Carol Drinkwater would know better than most, having made the troubled transition from award-winning actor to bestselling author while simultaneously crisscrossing the globe.
The Islington-born Londoner, who was raised for a time in Co Laois, explained: “I was educated at a convent in Kent. It was run by Irish and French nuns. I mostly hated it but they did allow me to follow my passion for drama, writing plays, performing, and directing my works.
“I was also able to study French, Italian and Spanish, all of which have stood me in good stead, so not all bad. Indeed, I still read a fair amount of French literature and I am very attracted to the emotional depth and simplicity of writers such as Marguerite Duras.”
After serving her time at the National Theatre Company, under the leadership of Laurence Olivier, Drinkwater got two lines in the now iconic film A Clockwork Orange in 1971. However, the film’s director, Stanley Kubrick, insisted that she appear topless while saying them.
It was her first job out of drama school and although she made a success of it she retained a certain negative perception about her own body image. That trend accentuated when fame and fortune arrived, with her portrayal of James Herriot’s wife, Helen, in the BBC series All Creatures Great and Small from 1978 to 1985.
What the media termed her “voluptuous” figure led to her being branded “the girl who brought sex-appeal to wellingtons”.
After 42 episodes and two films (with a weekly audience of 24 million viewers in Britan) she decided to leave, contrary to the wishes of series producer Bill Sellars. She rarely worked with the BBC again.
“Robert Hardy was very disappointed by my decision as was the BBC producer Bill Sellars,” Carol said. “Tim (our name for the late Robert Hardy– his real Christian name) was for me a leader, the captain of our ship. I learned so much from him.
“He wasn’t always easy because he had high expectations and standards and for that I admired him even more. I also had high standards in a young actress way. I believed in not letting opportunities slip by.
“I watched him fight for the standards he considered we as a team and the scripts could achieve. I loved him deeply. We were very good friends. I cried like a child when I heard he had died this summer.”
Called to Australia for work, she enjoyed her first major success as a writer with a novel for children, The Haunted School, in 1985. It sold 150,000 copies and was made into a Disney mini-series by French producer Michel Noll. It won the Chicago International Film Festival Gold Award for Children’s Films in 1986.
They bought a ruined olive farm in Provence in 1986, suitably called Apassionata (“with passion”) and married two years later. Drinkwater longed for children but was told by doctors after several miscarriages in the early 1990s that she could not carry a baby to full-term. This devastating news was followed in 2000 by a freak car accident in which her husband was seriously injured. As a consequence the couple split for a few years but were reconciled.
Today, 20-odd books later, she has sold more than one million copies. The central tenet of her writing is that love can console us against the harsher realities of life.
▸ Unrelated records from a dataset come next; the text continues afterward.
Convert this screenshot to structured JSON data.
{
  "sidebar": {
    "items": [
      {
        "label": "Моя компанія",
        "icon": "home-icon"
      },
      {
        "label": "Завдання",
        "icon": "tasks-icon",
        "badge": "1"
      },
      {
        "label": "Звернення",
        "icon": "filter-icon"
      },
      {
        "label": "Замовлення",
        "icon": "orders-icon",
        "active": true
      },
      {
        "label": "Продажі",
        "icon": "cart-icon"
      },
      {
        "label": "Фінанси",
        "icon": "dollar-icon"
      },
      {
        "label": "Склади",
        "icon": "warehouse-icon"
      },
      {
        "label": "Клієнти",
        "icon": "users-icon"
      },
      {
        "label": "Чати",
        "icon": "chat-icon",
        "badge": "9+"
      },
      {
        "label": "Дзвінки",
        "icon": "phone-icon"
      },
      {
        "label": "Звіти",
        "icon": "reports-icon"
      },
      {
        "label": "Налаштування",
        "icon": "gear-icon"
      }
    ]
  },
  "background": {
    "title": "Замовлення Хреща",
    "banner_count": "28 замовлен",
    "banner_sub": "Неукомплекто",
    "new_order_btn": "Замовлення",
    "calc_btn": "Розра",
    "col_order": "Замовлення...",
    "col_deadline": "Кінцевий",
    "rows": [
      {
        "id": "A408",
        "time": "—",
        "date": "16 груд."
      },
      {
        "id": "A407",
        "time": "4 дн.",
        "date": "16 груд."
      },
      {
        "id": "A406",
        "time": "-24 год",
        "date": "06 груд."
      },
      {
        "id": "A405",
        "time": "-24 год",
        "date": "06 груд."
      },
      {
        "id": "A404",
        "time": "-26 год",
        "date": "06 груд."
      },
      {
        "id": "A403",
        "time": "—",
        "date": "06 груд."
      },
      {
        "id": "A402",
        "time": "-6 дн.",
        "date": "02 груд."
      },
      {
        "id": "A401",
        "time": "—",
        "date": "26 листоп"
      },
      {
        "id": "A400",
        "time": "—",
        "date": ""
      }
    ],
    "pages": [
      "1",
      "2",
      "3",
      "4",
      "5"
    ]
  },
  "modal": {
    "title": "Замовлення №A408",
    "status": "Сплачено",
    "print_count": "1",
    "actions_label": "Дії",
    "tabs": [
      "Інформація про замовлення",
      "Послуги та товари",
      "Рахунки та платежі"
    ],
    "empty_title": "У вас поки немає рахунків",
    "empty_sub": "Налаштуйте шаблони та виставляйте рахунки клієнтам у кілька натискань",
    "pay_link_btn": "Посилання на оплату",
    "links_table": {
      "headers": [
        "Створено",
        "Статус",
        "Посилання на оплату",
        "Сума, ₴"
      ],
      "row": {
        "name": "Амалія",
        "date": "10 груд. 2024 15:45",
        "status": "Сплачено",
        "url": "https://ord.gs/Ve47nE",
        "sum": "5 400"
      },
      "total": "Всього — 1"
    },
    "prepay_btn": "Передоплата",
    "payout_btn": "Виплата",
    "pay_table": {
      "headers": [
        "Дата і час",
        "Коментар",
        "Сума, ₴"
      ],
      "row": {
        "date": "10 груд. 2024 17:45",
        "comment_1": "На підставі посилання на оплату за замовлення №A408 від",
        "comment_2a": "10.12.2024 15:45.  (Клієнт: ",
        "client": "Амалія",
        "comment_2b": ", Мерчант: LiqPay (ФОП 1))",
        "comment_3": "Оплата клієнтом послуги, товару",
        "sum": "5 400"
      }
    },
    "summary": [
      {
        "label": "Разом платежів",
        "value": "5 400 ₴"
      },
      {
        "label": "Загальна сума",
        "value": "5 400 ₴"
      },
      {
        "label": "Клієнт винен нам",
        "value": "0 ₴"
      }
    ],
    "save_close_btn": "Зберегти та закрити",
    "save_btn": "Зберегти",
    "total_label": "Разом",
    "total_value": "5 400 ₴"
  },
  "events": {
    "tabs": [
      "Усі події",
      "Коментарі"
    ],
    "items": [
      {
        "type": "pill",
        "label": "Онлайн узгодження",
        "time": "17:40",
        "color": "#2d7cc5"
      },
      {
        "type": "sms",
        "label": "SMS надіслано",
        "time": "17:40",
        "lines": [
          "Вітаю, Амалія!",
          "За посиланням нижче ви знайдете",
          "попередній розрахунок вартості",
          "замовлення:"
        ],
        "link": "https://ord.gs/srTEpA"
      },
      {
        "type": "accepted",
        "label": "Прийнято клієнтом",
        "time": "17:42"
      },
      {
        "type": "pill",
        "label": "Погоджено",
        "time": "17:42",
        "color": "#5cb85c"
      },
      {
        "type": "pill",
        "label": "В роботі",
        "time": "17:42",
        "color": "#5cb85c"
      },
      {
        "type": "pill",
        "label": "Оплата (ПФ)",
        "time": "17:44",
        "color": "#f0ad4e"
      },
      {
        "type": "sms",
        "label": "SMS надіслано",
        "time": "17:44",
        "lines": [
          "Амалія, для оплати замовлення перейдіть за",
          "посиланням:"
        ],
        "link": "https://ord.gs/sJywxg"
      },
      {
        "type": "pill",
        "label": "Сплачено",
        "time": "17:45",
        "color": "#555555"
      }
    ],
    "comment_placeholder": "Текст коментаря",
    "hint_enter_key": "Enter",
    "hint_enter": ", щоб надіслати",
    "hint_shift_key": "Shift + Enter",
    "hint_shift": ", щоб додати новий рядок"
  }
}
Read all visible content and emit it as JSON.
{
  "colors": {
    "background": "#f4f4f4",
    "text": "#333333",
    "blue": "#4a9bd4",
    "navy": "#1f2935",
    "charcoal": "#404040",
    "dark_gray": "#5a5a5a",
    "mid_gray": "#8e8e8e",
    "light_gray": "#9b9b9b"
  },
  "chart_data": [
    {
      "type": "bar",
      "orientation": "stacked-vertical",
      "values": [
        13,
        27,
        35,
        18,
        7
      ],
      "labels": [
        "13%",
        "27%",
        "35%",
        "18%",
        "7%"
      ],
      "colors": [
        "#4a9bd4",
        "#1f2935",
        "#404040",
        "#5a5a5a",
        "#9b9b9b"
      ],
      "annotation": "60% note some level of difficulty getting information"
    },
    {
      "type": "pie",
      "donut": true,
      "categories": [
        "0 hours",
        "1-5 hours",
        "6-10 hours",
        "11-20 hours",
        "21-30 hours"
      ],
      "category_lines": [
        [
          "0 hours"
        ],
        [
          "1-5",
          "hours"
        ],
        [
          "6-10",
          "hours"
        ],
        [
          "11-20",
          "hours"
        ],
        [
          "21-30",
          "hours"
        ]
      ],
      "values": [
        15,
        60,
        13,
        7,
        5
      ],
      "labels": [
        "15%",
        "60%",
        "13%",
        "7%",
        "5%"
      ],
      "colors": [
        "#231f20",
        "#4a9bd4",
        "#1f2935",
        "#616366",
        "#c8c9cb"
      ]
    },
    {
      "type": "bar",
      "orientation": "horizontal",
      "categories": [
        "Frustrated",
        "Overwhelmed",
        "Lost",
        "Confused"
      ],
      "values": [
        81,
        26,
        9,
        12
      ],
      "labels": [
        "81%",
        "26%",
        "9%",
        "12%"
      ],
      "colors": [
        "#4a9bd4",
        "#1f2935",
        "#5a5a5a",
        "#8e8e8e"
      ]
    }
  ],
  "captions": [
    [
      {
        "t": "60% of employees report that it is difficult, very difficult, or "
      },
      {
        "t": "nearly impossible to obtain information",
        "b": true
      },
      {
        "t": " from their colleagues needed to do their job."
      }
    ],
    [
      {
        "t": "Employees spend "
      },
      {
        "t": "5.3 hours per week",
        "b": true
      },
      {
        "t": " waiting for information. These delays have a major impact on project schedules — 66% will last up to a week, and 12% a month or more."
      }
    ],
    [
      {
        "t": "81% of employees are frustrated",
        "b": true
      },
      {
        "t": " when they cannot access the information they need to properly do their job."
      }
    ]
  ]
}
It was a philosophy developed in her 2013 novella The Girl in Room Fourteen, which topped the UK and US Amazon fiction bestseller lists. That success story was swiftly followed by two further novellas, Hotel Paradise (2014) and A Simple Act of Kindness (2015), and two novels for Penguin, The Forgotten Summer and The Lost Girl, and a new two-book deal.
“You won’t find a publisher until you have written the book and you won’t find the time till you sit down, stay down, and write it. No one else is going to do it and that is a fact. None of us has the confidence (or time!) but if you are passionate about the story, the project, that counts for a great deal.
“If you don’t love the idea of the story, don’t bother. It is going to be with you for a long time in writing, and publication. So, if the passion and drive is not there from the beginning then it will be very hard to find the energy to keep going through the tougher days.”
It was the terrorist attacks in Paris in 2015 on Charlie Hebdo in January and the Bataclan siege in November, which influenced her latest work. Drinkwater’s husband had worked with one of the illustrators murdered in the Charlie Hebdo attack. The sudden shock of fearing for a loved one led her to research the events of that fateful day, spending a full month at the French national library taking down case notes. The Lost Girl takes an emotive and controversial look at the struggle of a mother who faces personal crises induced by the calamity of losing her daughter.
Then, early in 2016, Carol’s elderly mother, Phyllis, who had been living with her and Michel in Provence, passed away, with the resulting emotional outpouring filling the book’s pages.
“Personal loss is a trial that we all face,” Drinkwater said. “Like every negative challenge we rise to it or we don’t. You grow stronger as you work your way through whatever life has thrown at you or you buckle and go under.
"As far as I can see, there is no choice. You take a deep breath, try to keep your wits, your sanity, pray if that helps and it does help me, and then do your best. Indeed, my later father, Peter, used to say it to me regularly: 'You can only do your best, love. Get out there and do your best'. I have tried to live by that maxim!"